Mr Chen and his researchers have been working on his scheme for three years. Although stressing that "it is still in the stage of preliminary research", he added: "Before the year 2000 we want to reach a conclusion on this research." Only then might it be put forward for consideration by the central government.
Developing hydro-power is certainly part of Peking's plan for Tibet, the source of Asia's mightiest rivers from the Indus in Pakistan to the Yellow River south of Peking. But the biggest problem for Mr Chen is that this abundant electricity would be produced in a remote, undeveloped region which does not need it. Hence the initial plan to sell it abroad. "Part of it would be for China, but it is quite difficult to transport [because of loss during transmission]. So we could also provide India, Burma and Bangladesh with electricity. Maybe they will welcome electricity from China," said Mr Chen.

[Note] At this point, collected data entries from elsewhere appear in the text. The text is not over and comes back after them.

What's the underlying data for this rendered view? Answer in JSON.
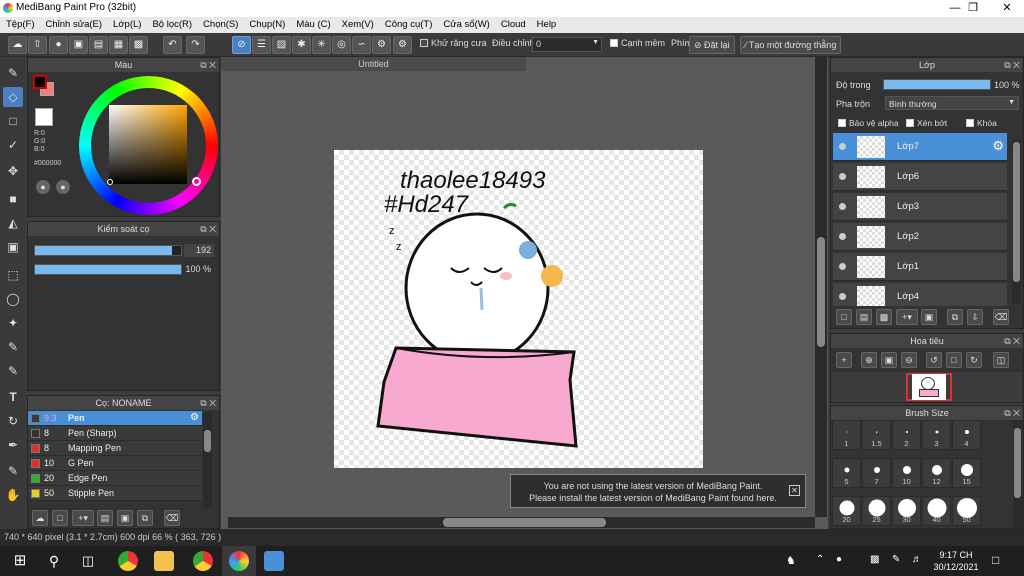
{
  "window": {
    "title": "MediBang Paint Pro (32bit)"
  },
  "menu": [
    "Tệp(F)",
    "Chỉnh sửa(E)",
    "Lớp(L)",
    "Bộ lọc(R)",
    "Chọn(S)",
    "Chụp(N)",
    "Màu (C)",
    "Xem(V)",
    "Công cụ(T)",
    "Cửa sổ(W)",
    "Cloud",
    "Help"
  ],
  "toolbar": {
    "antialias_label": "Khử răng cưa",
    "adjust_label": "Điều chỉnh",
    "adjust_value": "0",
    "edge_label": "Cạnh mềm",
    "keys_label": "Phím",
    "reset_label": "Đặt lại",
    "line_label": "Tạo một đường thẳng"
  },
  "color_panel": {
    "title": "Màu",
    "r": "R:0",
    "g": "G:0",
    "b": "B:0",
    "hex": "#000000",
    "fg": "#000000",
    "bg": "#f08080"
  },
  "brush_control": {
    "title": "Kiểm soát cọ",
    "size": "192",
    "opacity": "100 %",
    "size_frac": 0.94,
    "opacity_frac": 1.0
  },
  "brush_panel": {
    "title": "Cọ: NONAME",
    "items": [
      {
        "size": "9.3",
        "name": "Pen",
        "color": "#3a3a3a"
      },
      {
        "size": "8",
        "name": "Pen (Sharp)",
        "color": "#333333"
      },
      {
        "size": "8",
        "name": "Mapping Pen",
        "color": "#e03030"
      },
      {
        "size": "10",
        "name": "G Pen",
        "color": "#e03030"
      },
      {
        "size": "20",
        "name": "Edge Pen",
        "color": "#30b030"
      },
      {
        "size": "50",
        "name": "Stipple Pen",
        "color": "#e8d020"
      }
    ]
  },
  "document": {
    "tab": "Untitled",
    "text1": "thaolee18493",
    "text2": "#Hd247"
  },
  "notification": {
    "line1": "You are not using the latest version of MediBang Paint.",
    "line2": "Please install the latest version of MediBang Paint found here."
  },
  "status": {
    "text": "740 * 640 pixel   (3.1 * 2.7cm)   600 dpi   66 %   ( 363, 726 )"
  },
  "layer_panel": {
    "title": "Lớp",
    "opacity_label": "Độ trong",
    "opacity_value": "100 %",
    "blend_label": "Pha trộn",
    "blend_value": "Bình thường",
    "protect_alpha": "Bảo vệ alpha",
    "clipping": "Xén bớt",
    "lock": "Khóa",
    "layers": [
      "Lớp7",
      "Lớp6",
      "Lớp3",
      "Lớp2",
      "Lớp1",
      "Lớp4"
    ]
  },
  "navigator": {
    "title": "Hoa tiêu"
  },
  "brush_size": {
    "title": "Brush Size",
    "sizes": [
      "1",
      "1.5",
      "2",
      "3",
      "4",
      "5",
      "7",
      "10",
      "12",
      "15",
      "20",
      "25",
      "30",
      "40",
      "50"
    ]
  },
  "taskbar": {
    "time": "9:17 CH",
    "date": "30/12/2021"
  }
}
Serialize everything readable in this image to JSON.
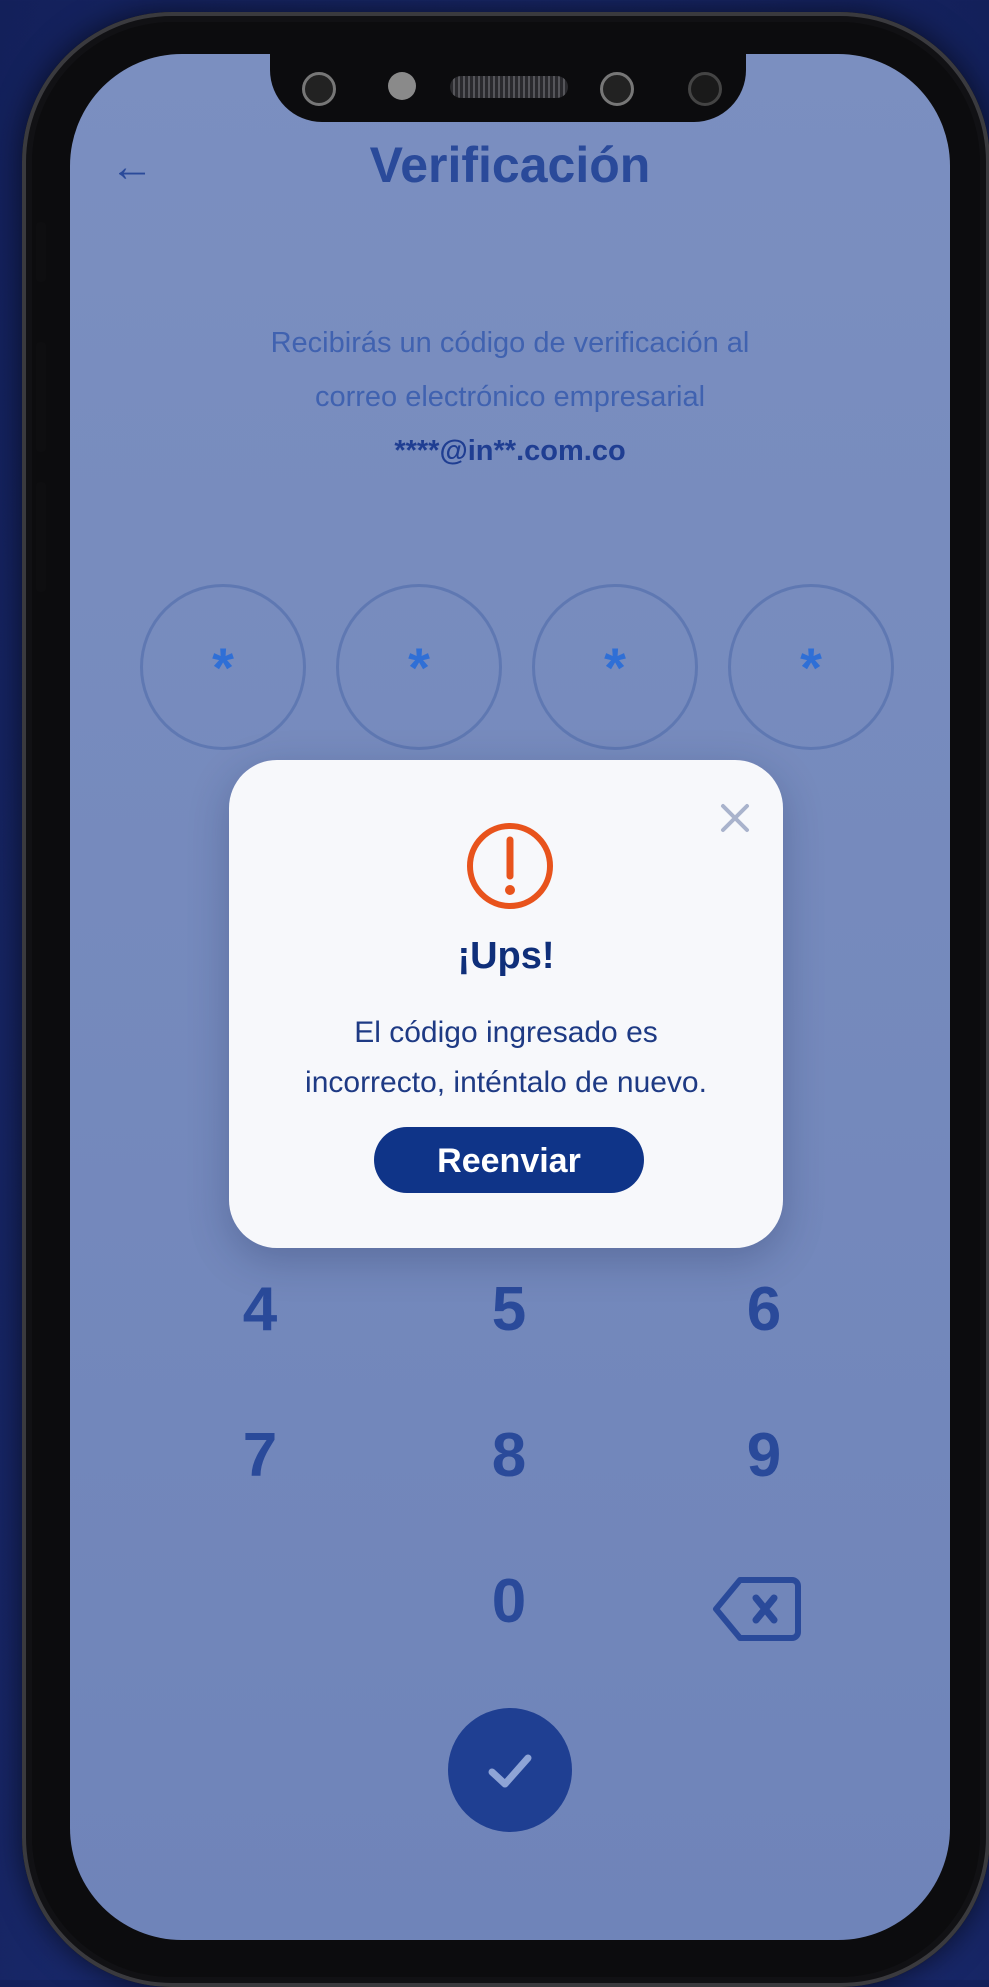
{
  "screen": {
    "title": "Verificación",
    "description_line1": "Recibirás un código de verificación al",
    "description_line2": "correo electrónico empresarial",
    "masked_email": "****@in**.com.co",
    "pin_digits": [
      "*",
      "*",
      "*",
      "*"
    ],
    "keypad": {
      "row2": [
        "4",
        "5",
        "6"
      ],
      "row3": [
        "7",
        "8",
        "9"
      ],
      "zero": "0"
    },
    "icons": {
      "back": "arrow-left-icon",
      "backspace": "backspace-icon",
      "confirm": "check-icon"
    }
  },
  "modal": {
    "title": "¡Ups!",
    "message_line1": "El código ingresado es",
    "message_line2": "incorrecto, inténtalo de nuevo.",
    "button_label": "Reenviar",
    "icons": {
      "close": "close-icon",
      "warning": "exclamation-circle-icon"
    }
  },
  "colors": {
    "primary": "#0f3488",
    "warning": "#e8531c",
    "overlay_screen": "#7b8fc0"
  }
}
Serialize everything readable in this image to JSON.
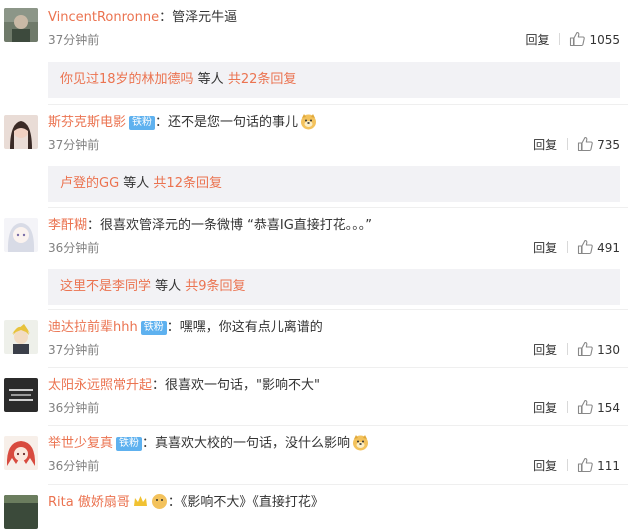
{
  "comments": [
    {
      "username": "VincentRonronne",
      "badge": "",
      "colon": "：",
      "text": "管泽元牛逼",
      "has_emoji": false,
      "time": "37分钟前",
      "reply_label": "回复",
      "likes": "1055",
      "more": {
        "user": "你见过18岁的林加德吗",
        "mid": " 等人 ",
        "count": "共22条回复"
      }
    },
    {
      "username": "斯芬克斯电影",
      "badge": "铁粉",
      "colon": "：",
      "text": "还不是您一句话的事儿",
      "has_emoji": true,
      "time": "37分钟前",
      "reply_label": "回复",
      "likes": "735",
      "more": {
        "user": "卢登的GG",
        "mid": " 等人 ",
        "count": "共12条回复"
      }
    },
    {
      "username": "李酐糊",
      "badge": "",
      "colon": "：",
      "text": "很喜欢管泽元的一条微博 “恭喜IG直接打花。。。”",
      "has_emoji": false,
      "time": "36分钟前",
      "reply_label": "回复",
      "likes": "491",
      "more": {
        "user": "这里不是李同学",
        "mid": " 等人 ",
        "count": "共9条回复"
      }
    },
    {
      "username": "迪达拉前辈hhh",
      "badge": "铁粉",
      "colon": "：",
      "text": "嘿嘿，你这有点儿离谱的",
      "has_emoji": false,
      "time": "37分钟前",
      "reply_label": "回复",
      "likes": "130"
    },
    {
      "username": "太阳永远照常升起",
      "badge": "",
      "colon": "：",
      "text": "很喜欢一句话，\"影响不大\"",
      "has_emoji": false,
      "time": "36分钟前",
      "reply_label": "回复",
      "likes": "154"
    },
    {
      "username": "举世少复真",
      "badge": "铁粉",
      "colon": "：",
      "text": "真喜欢大校的一句话，没什么影响",
      "has_emoji": true,
      "time": "36分钟前",
      "reply_label": "回复",
      "likes": "111"
    },
    {
      "username": "Rita",
      "badge": "",
      "colon": "",
      "text": "傲娇扇哥",
      "has_emoji": false,
      "tail": "：《影响不大》《直接打花》",
      "time": "",
      "reply_label": "",
      "likes": ""
    }
  ],
  "colors": {
    "username": "#eb7350",
    "badge": "#5eb1ef",
    "more_bg": "#f2f2f5",
    "time": "#808080"
  }
}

If they did not, then there is the extraordinary long-range irrigation proposal, which would be promoted to neighbouring countries for its promised flood-control benefits. "Every year, in the lower reaches of the Yarlung Zangbo, the Lancang and the Nu rivers there are floods. If the electricity was abundant, we could use it to send part of the water in these rivers to the north-west of China and solve the drought problem there," said Mr Chen. The technical question of whether it would actually be feasible to pump water across some of the world's highest altitudes does not seem to have been addressed in any detail.
The odds on the scheme winning central government approval seem very long, but 61-year-old Mr Chen is optimistic it will be built one day. And he can at least take heart from the fact that Sun Yat-sen, the founder of the Chinese Republic, first proposed a dam across the Yangtze way back in 1919. Construction of the Three Gorges project duly began - some 75- odd years later.